In 2014, millions of people uploaded videos of themselves pouring ice water over their heads to raise awareness of amyotrophic lateral sclerosis (ALS). ALS is a disease where motor neurons, the cells that control muscles, die. As those cells die, people lose their ability to walk, speak, move, and breathe. There is no cure; most people die within five years of diagnosis.
The Ice Bucket Challenge was a playful way to fight a horrific disease orchestrated by charismatic leaders who themselves have ALS — Pat Quinn and Pete Frates. And it worked. More than 17 million people posted videos to Facebook, raising over $200 million around the world. The ALS Association received $115 million, which was many times more than our annual operating budget.
The Ice Bucket Challenge was a "lightning strikes" moment with a lasting legacy. And as we've learned over the past five years, the challenge — and the funds it raised — serve as an important case study for research funding in general. With help from RTI International, an independent nonprofit research institute, we evaluated the impact of Ice Bucket Challenge spending on our own research program and have identified research funding practices that have proven effective.
First, the funds raised by the challenge helped support the ALS research infrastructure, enabling us to better coordinate clinical trials across the nation, share data and specimens with scientists at no charge, and identify new genes (five to date) that cause ALS. In 2014, we were able to support 42 principal investigators, and by the end of 2018 that support had grown five-fold, to 237 principal investigators. In addition, the number of researchers collaborating on ALS-related scientific papers has nearly doubled.
Supporting collaboration in all its forms — whether on studies, helping each other stay focused and productive, and unfettered sharing of resources and ideas — is imperative. The ALS research community is getting too big to rely on informal information exchange as the sole means of preventing wasteful duplication of effort. As our space grows in complexity, we need to ensure that we do not create silos or bottlenecks in the flow of resources and ideas. That means more collaboration, of the kind we have supported with Ice Bucket Challenge funds, is needed if we want to see more researchers working urgently and efficiently toward a cure for ALS.

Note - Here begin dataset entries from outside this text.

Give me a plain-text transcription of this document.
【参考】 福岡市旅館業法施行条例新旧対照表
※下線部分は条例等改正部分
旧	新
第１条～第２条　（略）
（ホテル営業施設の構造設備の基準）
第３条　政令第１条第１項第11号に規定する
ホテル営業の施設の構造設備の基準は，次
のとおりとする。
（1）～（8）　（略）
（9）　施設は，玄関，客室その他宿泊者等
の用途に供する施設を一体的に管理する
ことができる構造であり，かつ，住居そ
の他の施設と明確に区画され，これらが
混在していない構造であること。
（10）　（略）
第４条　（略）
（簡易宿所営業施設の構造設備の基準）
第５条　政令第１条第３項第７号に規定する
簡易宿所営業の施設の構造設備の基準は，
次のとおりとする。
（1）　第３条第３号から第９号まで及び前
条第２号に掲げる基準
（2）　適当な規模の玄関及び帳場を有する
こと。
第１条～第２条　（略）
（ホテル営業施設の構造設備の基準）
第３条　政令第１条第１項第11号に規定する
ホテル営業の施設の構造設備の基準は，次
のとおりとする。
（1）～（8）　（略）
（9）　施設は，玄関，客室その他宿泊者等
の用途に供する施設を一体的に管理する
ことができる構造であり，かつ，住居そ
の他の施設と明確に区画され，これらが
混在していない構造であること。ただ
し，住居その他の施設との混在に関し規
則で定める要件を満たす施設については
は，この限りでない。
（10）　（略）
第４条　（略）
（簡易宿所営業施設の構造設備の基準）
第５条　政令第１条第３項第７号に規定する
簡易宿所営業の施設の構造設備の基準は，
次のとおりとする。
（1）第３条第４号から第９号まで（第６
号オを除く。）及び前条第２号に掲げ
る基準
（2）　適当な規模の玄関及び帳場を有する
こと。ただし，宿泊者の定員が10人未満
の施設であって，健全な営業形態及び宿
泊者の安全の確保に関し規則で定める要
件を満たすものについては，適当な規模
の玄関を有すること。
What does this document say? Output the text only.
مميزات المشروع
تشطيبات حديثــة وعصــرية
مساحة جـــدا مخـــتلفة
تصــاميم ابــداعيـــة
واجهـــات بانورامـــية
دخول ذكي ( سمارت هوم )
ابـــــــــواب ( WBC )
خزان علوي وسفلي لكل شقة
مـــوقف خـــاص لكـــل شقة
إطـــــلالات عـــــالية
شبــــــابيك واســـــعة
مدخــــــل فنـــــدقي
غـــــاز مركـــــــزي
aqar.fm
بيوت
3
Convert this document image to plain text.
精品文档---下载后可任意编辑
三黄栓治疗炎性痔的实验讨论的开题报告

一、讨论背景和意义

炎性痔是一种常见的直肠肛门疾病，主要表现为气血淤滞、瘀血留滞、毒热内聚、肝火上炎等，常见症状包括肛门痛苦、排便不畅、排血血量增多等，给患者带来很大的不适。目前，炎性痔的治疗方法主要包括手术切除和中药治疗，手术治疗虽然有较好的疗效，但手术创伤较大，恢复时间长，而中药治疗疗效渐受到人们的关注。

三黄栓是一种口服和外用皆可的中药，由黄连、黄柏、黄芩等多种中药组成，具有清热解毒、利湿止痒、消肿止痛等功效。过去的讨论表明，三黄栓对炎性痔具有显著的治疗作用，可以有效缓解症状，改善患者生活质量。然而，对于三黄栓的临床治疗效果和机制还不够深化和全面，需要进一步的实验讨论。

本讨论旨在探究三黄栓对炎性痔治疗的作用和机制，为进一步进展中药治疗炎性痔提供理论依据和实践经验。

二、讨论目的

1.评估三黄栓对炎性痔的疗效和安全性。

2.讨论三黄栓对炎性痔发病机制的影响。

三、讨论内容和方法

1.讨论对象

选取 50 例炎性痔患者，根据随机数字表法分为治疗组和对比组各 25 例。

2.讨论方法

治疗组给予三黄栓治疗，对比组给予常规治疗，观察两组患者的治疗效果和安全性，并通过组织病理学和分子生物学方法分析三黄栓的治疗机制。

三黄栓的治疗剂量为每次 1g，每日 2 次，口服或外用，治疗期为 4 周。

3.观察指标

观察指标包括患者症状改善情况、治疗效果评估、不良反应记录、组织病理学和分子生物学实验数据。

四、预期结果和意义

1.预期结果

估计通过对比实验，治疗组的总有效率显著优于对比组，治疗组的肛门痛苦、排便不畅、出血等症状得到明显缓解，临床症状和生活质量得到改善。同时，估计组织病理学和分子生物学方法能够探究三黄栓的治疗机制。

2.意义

Collaboration in the ALS space has already borne fruit. Some of the recent discoveries in ALS research simply would not have been possible without the infrastructure and collaboration we've supported. We were able, for example, to fund multiple gene studies and databanks that pooled information and talent. More than 250 scientists around the world analyzed over 100,000 samples to identify a new genetic link to ALS, the KIF5A gene. That work is critical, as each new gene discovery is a new opportunity to develop ALS treatments.
Collaboration also creates an imperative for transparency and accountability. When ALS charities are transparent about what they fund, scientists and other funders can better plan ahead. We post our funded awards here, and we are working on approaches to make it easier to track our funding and impact. We've also adopted open science practices that encourage aggressive sharing of work; things like sharing scientific papers with colleagues at no cost, publishing preprints (complete public drafts of scientific papers), and publicly pre-registering scientific protocols before research commences are key steps to moving us all forward.
Finally, RTI found our Ice Bucket Challenge spending served as an important "multiplier" of funding from other sources: as a direct result of the $40 million in Ice Bucket research funding we awarded, ALS scientists reported receiving an additional $122 million in follow-on grants from other funders, including the federal government.
That multiplier, both in terms of dollars spent on ALS and collaboration by scientists working on ALS, leads to faster research and additional discovery, which in turn creates greater impact. Looking ahead, we expect to see an increase in the number of drugs tested in clinic, an acceleration in the speed of those trials, and for these trials to result in new treatments. We will accept nothing less, as people who are living with ALS have no time to spare.
The Ice Bucket Challenge was a transformative gift from the world to the ALS community. It's a phenomenon with staying power that has created an important blueprint for research funding, one in which sharing and collaboration increase the pace of discovery and make all the difference in the world. It's up to us, the scientists and funders who fight ALS, to embrace that legacy and move even faster.
Neil Thakur, PhD, is executive vice president, mission strategy, the ALS Association.